Turbulence through the fan is also reduced by adjusting the shape and relative position of the blades 12 on the hub 14 after analysis of the airflow in the channel between blades. As illustrated in FIG. 7, the analysis is performed by dividing the channel between blades into planes that extend from the hub to the blade tip and from the leading edge to the trailing edge. It has been found that dividing the channel into ten planes for analysis provides satisfactory results. The pressure distribution in each plane is checked to ensure that it is continuous and free of abrupt changes, or spikes, between planes.

Referring to FIG. 7, when the airflow enters a channel, it encounters the pressure distribution of the upper surface of one blade 12a and the pressure distribution of the lower surface of an adjacent blade 12b. For example, by referring to FIG. 4, it can be seen that the air pressure distribution in the channel between two blades at 20% of the blade chord would be approximately -2.40 at one side of the channel due to the upper surface on one blade 12a, and would be approximately 0.60 at the other side of the channel due to the lower surface of the other blade 12b. A pressure on the upper surface of one blade 12a at 0 faces a pressure of approximately 0.40 on the lower surface of another blade 12b.

The design goal for the channel between blades is to achieve a pressure distribution that is continuous. For example, where a pressure of 0 from one blade 12a faces a pressure of 0.40 from another blade 12b, the pressure at half the distance between the blades should be half the difference, or approximately 0.20. Similarly, at one-fourth the distance from one blade 12a to the other 12b, the pressure difference should be one-fourth, or 0.10. If the analysis of pressure distribution in the channel shows any discontinuity, then modifications can be made in the twist of the blades, the relative spacing of the blades, and the number of blades, depending on the design criteria. The results of the modifications can be checked and further or different modifications, if necessary, can be performed.

A fan constructed in accordance with all of the considerations described above includes shroud and hub bellmouths that conform to the natural flow of air into the fan, blades with airfoil shapes and canted forward portions that reduce the accumulation of debris and resist stall, and are placed relative to each other to have continuous a pressure distribution in the channel between blades. As a result, turbulence through the fan is reduced, the fan achieves efficiencies greater than 80%, and operates with reduced noise.

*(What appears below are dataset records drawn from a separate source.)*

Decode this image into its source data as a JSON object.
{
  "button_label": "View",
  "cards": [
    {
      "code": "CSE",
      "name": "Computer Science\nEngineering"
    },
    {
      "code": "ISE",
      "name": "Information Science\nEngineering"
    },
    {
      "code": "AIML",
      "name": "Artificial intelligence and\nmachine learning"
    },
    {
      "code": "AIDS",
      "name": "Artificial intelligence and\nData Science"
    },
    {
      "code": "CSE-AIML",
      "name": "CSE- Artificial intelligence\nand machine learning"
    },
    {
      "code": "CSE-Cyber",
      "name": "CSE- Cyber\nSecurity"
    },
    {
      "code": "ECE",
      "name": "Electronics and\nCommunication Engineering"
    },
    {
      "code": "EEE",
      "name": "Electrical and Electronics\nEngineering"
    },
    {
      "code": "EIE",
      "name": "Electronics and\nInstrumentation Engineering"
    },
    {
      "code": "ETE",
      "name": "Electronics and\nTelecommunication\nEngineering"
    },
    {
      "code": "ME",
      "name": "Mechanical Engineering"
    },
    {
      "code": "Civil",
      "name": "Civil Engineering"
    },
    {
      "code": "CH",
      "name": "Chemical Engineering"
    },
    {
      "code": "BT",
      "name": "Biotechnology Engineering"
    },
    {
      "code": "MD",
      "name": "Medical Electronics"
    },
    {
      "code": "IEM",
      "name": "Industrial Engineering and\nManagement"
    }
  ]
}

The present invention has been described above in terms of presently preferred embodiments so that an understanding of the present invention can be conveyed. There are, however, many configurations for axial flow fans not specifically described herein, but with which the present invention is applicable. The present invention should therefore not be seen as limited to the particular embodiments described herein, but rather, it should be understood that the present invention has applicability with respect to axial flow fans in a variety of configurations. All modifications, variations, or equivalent arrangements that are within the scope of the attached claims should therefore be considered to be within the scope of the invention.